Geçen ay, Eczacıbaşı Kadın Voleybol takımının Avrupa Ligi kapsamında bir İtalyan takımıyla yaptığı maça gittim. Bildiğiniz üzere Eczacıbaşı 2023 yılında hem Avrupa hem olimpiyat şampiyonu olan, son derece başarılı bir takım. Kadrosunda Boşkoviç gibi dünya kadın voleybolunun en değerli isimlerinden birisini barındırıyor. Böylesine büyük başarılara imza atmış bir takımın kendine ait bir marşı olmaz mı? Bütün maç boyunca Çav Bella ve İzmir Marşı’nı neden dinlemek zorunda kalalım ki?

Benzer bir garabeti Suudi Arabistan’da yapılan (daha doğrusu yapılamayan) Galatasaray-Fenerbahçe kupa maçında da yaşadık. Spora siyaset bulaştırma hastalığı, bu iki takımı 35 milyon dolarlık bir gelirden mahrum etti. Bu rakamın üstüne onar milyon dolar daha ekleyerek uzaya kendi gökalplerini gönderebilirlerdi halbuki. Hem büyük bir gelirden mahrum oldular, hem de bu tür uluslararası organizasyonlara davet edilme şansını heba ettiler.
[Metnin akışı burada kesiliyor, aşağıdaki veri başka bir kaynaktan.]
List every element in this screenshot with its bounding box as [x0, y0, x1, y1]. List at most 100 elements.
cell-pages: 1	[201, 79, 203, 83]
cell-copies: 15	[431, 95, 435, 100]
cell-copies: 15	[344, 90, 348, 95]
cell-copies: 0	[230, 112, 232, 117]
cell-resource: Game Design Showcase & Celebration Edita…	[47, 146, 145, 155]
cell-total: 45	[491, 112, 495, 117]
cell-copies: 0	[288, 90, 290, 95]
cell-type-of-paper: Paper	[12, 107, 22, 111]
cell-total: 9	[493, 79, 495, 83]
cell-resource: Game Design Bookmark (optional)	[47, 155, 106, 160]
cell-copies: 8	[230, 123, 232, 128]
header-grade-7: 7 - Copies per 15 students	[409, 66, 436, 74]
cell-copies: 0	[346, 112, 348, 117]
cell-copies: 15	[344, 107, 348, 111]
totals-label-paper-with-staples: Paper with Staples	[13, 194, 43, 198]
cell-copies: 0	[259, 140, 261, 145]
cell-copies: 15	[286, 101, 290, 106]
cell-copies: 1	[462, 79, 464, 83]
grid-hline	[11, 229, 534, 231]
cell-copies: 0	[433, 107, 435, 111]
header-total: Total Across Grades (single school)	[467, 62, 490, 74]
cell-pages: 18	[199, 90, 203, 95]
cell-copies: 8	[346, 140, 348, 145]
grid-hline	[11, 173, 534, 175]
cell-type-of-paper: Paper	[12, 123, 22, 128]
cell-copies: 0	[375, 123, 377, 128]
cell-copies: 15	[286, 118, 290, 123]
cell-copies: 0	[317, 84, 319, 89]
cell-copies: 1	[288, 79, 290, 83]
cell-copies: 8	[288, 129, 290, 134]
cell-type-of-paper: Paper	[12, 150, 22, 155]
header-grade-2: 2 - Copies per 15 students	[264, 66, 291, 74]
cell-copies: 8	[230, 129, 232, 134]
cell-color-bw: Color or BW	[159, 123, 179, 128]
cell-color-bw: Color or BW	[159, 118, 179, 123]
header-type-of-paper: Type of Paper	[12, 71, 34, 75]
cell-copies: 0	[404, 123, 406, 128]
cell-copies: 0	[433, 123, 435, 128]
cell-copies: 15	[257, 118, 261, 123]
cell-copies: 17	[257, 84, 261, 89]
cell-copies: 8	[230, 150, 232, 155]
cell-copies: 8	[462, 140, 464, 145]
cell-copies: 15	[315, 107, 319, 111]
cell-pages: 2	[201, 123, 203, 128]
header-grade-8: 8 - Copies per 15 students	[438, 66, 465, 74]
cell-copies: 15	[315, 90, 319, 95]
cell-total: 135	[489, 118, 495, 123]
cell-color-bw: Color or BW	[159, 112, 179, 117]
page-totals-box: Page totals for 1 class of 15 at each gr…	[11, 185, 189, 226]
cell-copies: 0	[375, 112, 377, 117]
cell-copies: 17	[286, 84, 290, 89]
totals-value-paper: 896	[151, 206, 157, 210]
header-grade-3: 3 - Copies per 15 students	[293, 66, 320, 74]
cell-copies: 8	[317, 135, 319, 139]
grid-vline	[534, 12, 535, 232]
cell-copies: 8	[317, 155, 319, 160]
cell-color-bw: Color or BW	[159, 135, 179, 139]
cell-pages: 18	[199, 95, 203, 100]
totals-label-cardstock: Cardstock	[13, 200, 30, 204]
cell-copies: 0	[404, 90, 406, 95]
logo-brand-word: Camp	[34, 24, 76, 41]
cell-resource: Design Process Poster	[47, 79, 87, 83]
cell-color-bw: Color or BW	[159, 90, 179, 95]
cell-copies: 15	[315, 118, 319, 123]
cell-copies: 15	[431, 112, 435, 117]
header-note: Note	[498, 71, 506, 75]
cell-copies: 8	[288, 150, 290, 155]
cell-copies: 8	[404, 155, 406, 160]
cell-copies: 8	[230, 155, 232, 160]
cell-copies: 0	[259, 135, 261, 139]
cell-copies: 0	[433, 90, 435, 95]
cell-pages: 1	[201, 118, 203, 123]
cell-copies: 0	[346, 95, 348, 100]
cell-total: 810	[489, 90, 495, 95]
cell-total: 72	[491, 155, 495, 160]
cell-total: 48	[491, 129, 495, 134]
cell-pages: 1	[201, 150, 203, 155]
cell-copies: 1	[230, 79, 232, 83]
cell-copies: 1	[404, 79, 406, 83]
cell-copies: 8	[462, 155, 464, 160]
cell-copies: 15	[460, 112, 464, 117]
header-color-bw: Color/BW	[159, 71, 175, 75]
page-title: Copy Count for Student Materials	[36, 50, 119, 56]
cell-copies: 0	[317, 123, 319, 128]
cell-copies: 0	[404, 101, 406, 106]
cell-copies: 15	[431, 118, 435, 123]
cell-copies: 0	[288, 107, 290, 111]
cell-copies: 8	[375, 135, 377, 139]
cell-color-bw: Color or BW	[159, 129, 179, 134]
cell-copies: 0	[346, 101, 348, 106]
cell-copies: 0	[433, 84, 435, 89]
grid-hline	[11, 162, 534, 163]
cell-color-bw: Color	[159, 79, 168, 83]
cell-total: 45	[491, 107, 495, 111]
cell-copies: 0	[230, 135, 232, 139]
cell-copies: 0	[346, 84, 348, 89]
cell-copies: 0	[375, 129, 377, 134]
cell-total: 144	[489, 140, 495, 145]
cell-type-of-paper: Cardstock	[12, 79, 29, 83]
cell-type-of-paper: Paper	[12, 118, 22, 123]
Suudi Arabistan yada başka bir ülke bu iki takımı bu tür bir özel organizasyona tekrar davet eder mi sanıyorsunuz?

Her sözümüze, fikrimize ve icraatımıza Atatürk’ten destek arama kolaycılığından vazgeçelim bence. Bu hem ciddi bir hastalık hem de Atatürk’ün benimsemediği fikirleri ve onu savunanları ‘makbul’ dairesinin dışına iten, özgürlük karşıtı bir zihniyetin tezahürü.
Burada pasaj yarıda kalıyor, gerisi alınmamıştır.